Companies across the globe are reporting that they have been struck by another major ransomware cyber-attack.
British advertising agency WPP is among those to say its IT systems have been disrupted as a consequence.
Ukrainian firms, including the state power company and Kiev’s main airport were among the first to report issues.
The Chernobyl nuclear power plant has also had to monitor radiation levels manually after its Windows-based sensors were shut down.
Experts suggest the malware is taking advantage of the same weaknesses used by the Wannacry attack last month.
The ransomware was called Petya and the updated version Petrwrap.
French construction materials company Saint-Gobain and Russian steel and oil firms Evraz and Rosneft have also been effected.
The food giant Mondelez, legal firm DLA Piper and Danish shipping and transport giant AP Moller-Maersk also said their systems had been hit by the malware.
WPP said in a statement that the computer systems at several of its subsidiary companies had been affected, adding that it was “assessing the situation and taking appropriate measures”.
In an internal memo to staff, one WPP firm said it was the target of “a massive global malware attack, affecting all Windows servers, PCs and laptops”. It warned employees to turn off and disconnect all machines using Windows.
Andrei Barysevich, a spokesman for security firm Recorded Future, told the BBC that it had seen the malware for sale on many forums over the last 12 months.
“It only costs about £20 to £25 on the forums,” he said. “But we are not sure if they used the latest version or a new variant of it.
Mr Barysevich said the attacks are not going to stop because cyber-thieves are making a huge amount of money from them.
Only last week, a South Korean website hosting firm just paid $1m to get their data back and that’s a massive incentive to anyone.
A bitcoin wallet associated with the outbreak has received several payments since the outbreak began. The wallet currently holds 1.5 bitcoins – equivalent to $3,500.
Analysts at cyber security firm Kaspersky Labs said they had traced the infections to “a new ransomware that has not been seen before”. The “NotPetya” attack had hit 2,000 users in Russia, Ukraine, Poland, France, Italy, the UK, Germany and the US, Kaspersky said.
Last month’s WannaCry or WannaCrypt ransomware attack affected more than 230,000 computers in over 150 countries, with the UK’s national health service, Spanish phone giant Telefónica and German state railways among those hardest hit.
In Ukraine, the central bank said an “unknown virus” was to blame for the latest attacks. “As a result of these cyber-attacks, these banks are having difficulties with client services and carrying out banking operations,” it said in a statement.
Ukraine has blamed Russia for previous cyber-ttacks, including one on its power grid at the end of 2015 that left part of western Ukraine temporarily without electricity. Russia has denied carrying out cyber-attacks on Ukraine.
Nicolas Duvinage, head of the French military’s digital crime unit, told Agence France-Presse the attack was “a bit like a flu epidemic in winter”, adding: “We will get many of these viral attack waves in coming months.”
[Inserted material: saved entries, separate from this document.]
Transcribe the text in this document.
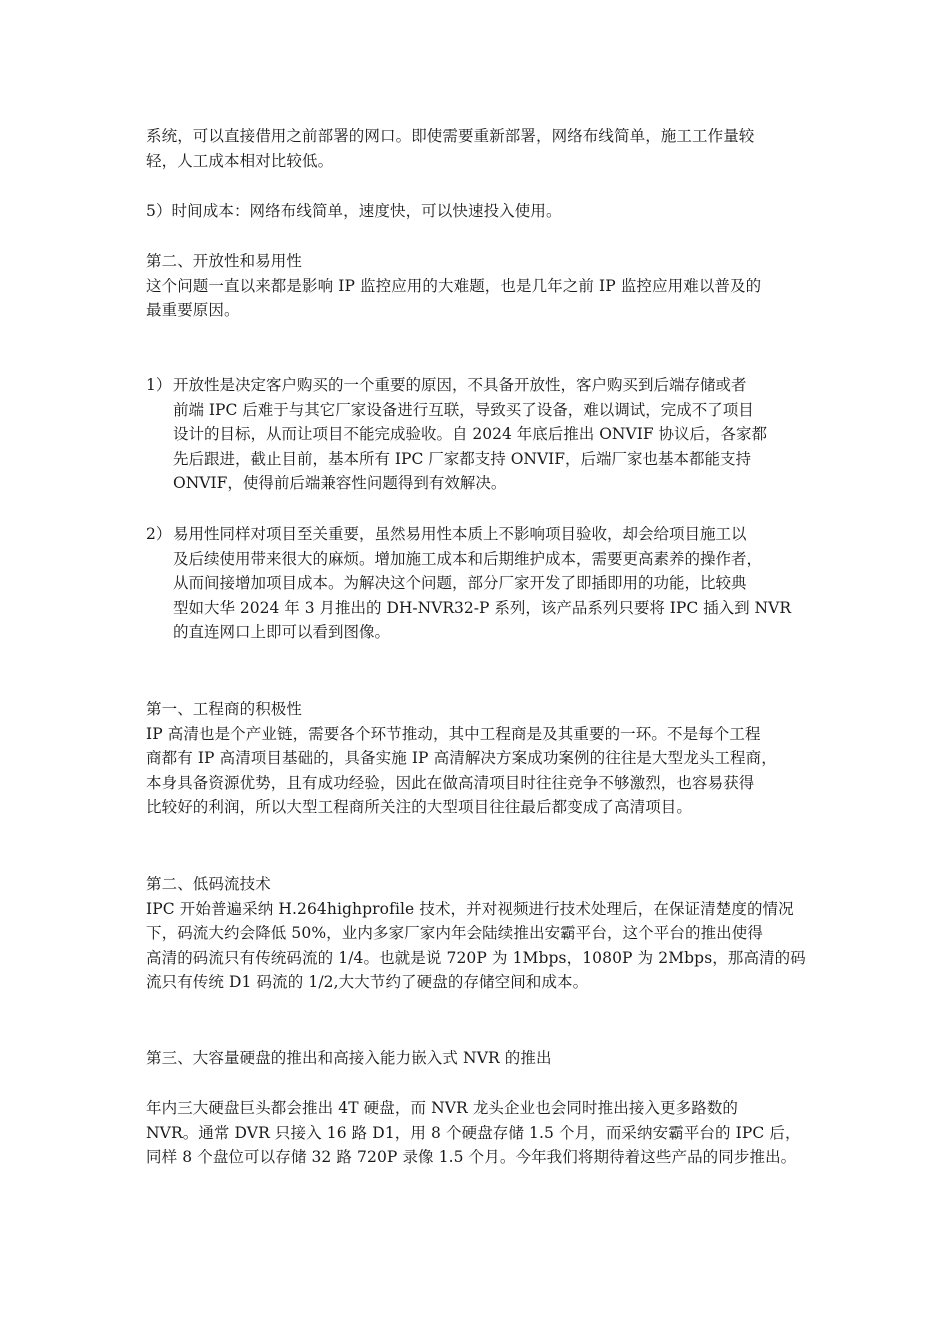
系统，可以直接借用之前部署的网口。即使需要重新部署，网络布线简单，施工工作量较
轻，人工成本相对比较低。
5）时间成本：网络布线简单，速度快，可以快速投入使用。
第二、开放性和易用性
这个问题一直以来都是影响 IP 监控应用的大难题，也是几年之前 IP 监控应用难以普及的
最重要原因。
1） 开放性是决定客户购买的一个重要的原因，不具备开放性，客户购买到后端存储或者
前端 IPC 后难于与其它厂家设备进行互联，导致买了设备，难以调试，完成不了项目
设计的目标，从而让项目不能完成验收。自 2024 年底后推出 ONVIF 协议后，各家都
先后跟进，截止目前，基本所有 IPC 厂家都支持 ONVIF，后端厂家也基本都能支持
ONVIF，使得前后端兼容性问题得到有效解决。
2） 易用性同样对项目至关重要，虽然易用性本质上不影响项目验收，却会给项目施工以
及后续使用带来很大的麻烦。增加施工成本和后期维护成本，需要更高素养的操作者，
从而间接增加项目成本。为解决这个问题，部分厂家开发了即插即用的功能，比较典
型如大华 2024 年 3 月推出的 DH-NVR32-P 系列，该产品系列只要将 IPC 插入到 NVR
的直连网口上即可以看到图像。
第一、工程商的积极性
IP 高清也是个产业链，需要各个环节推动，其中工程商是及其重要的一环。不是每个工程
商都有 IP 高清项目基础的，具备实施 IP 高清解决方案成功案例的往往是大型龙头工程商，
本身具备资源优势，且有成功经验，因此在做高清项目时往往竞争不够激烈，也容易获得
比较好的利润，所以大型工程商所关注的大型项目往往最后都变成了高清项目。
第二、低码流技术
IPC 开始普遍采纳 H.264highprofile 技术，并对视频进行技术处理后，在保证清楚度的情况
下，码流大约会降低 50%，业内多家厂家内年会陆续推出安霸平台，这个平台的推出使得
高清的码流只有传统码流的 1/4。也就是说 720P 为 1Mbps，1080P 为 2Mbps，那高清的码
流只有传统 D1 码流的 1/2,大大节约了硬盘的存储空间和成本。
第三、大容量硬盘的推出和高接入能力嵌入式 NVR 的推出
年内三大硬盘巨头都会推出 4T 硬盘，而 NVR 龙头企业也会同时推出接入更多路数的
NVR。通常 DVR 只接入 16 路 D1，用 8 个硬盘存储 1.5 个月，而采纳安霸平台的 IPC 后，
同样 8 个盘位可以存储 32 路 720P 录像 1.5 个月。今年我们将期待着这些产品的同步推出。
Some security experts have even suggested the attack could be bigger than the Wannacry attack, which spread across the world in May. That was most famous for hitting the NHS and locking down computers across hospitals and doctors surgeries, but it also hit other major companies internationally.
Seventeen shipping container terminals run by APM Terminals have been hacked, including two in Rotterdam and 15 in other parts of the world, Dutch broadcaster RTV Rijnmond reported on Wednesday.
APM Terminals is a subsidiary of shipping giant Maersk , which has confirmed it is suffering from a cyber attack.
APM’s website was difficult to reach and phones at its headquarters in The Hague and offices in Rotterdam went unanswered.